FlexSSL : A Generic and Efficient Framework for Semi-Supervised Learning
This addresses the challenge of leveraging unlabeled data more effectively in semi-supervised learning, though it appears incremental as it builds on existing self-training paradigms.
The authors tackled the problem of semi-supervised learning algorithms over-relying on limited labeled data by proposing FlexSSL, a framework that jointly solves the main task and an auxiliary task of discriminating label observability, which consistently enhanced performance across diverse tasks.
Semi-supervised learning holds great promise for many real-world applications, due to its ability to leverage both unlabeled and expensive labeled data. However, most semi-supervised learning algorithms still heavily rely on the limited labeled data to infer and utilize the hidden information from unlabeled data. We note that any semi-supervised learning task under the self-training paradigm also hides an auxiliary task of discriminating label observability. Jointly solving these two tasks allows full utilization of information from both labeled and unlabeled data, thus alleviating the problem of over-reliance on labeled data.

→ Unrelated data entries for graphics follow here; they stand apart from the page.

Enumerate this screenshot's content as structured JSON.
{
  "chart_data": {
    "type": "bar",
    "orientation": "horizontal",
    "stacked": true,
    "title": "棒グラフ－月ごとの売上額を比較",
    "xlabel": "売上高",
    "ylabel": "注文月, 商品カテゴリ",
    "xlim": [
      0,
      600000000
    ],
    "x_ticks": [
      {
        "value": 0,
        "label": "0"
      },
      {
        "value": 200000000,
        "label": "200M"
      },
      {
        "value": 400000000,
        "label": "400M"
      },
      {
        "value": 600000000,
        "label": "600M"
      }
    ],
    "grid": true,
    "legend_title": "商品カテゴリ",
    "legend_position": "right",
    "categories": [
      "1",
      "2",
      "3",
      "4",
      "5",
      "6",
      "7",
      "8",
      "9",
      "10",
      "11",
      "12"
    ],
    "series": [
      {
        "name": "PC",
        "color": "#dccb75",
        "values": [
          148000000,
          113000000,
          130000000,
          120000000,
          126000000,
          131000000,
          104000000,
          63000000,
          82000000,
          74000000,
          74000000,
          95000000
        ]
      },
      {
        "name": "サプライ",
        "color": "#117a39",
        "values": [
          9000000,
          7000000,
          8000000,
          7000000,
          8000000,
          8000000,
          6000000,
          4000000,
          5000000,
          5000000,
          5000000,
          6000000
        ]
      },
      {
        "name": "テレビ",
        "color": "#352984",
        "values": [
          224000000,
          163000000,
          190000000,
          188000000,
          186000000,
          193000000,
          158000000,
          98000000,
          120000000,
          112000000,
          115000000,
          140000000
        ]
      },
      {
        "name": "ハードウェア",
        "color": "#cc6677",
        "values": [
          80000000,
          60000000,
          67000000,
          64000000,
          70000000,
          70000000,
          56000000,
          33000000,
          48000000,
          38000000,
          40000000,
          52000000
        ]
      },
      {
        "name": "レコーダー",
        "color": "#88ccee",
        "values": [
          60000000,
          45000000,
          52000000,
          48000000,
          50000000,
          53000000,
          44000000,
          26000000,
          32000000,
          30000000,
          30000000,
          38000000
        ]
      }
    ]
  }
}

This naturally leads to a new generic and efficient learning framework without the reliance on any domain-specific information, which we call FlexSSL. The key idea of FlexSSL is to construct a semi-cooperative "game", which forges cooperation between a main self-interested semi-supervised learning task and a companion task that infers label observability to facilitate main task training. We show with theoretical derivation of its connection to loss re-weighting on noisy labels. Through evaluations on a diverse range of tasks, we demonstrate that FlexSSL can consistently enhance the performance of semi-supervised learning algorithms.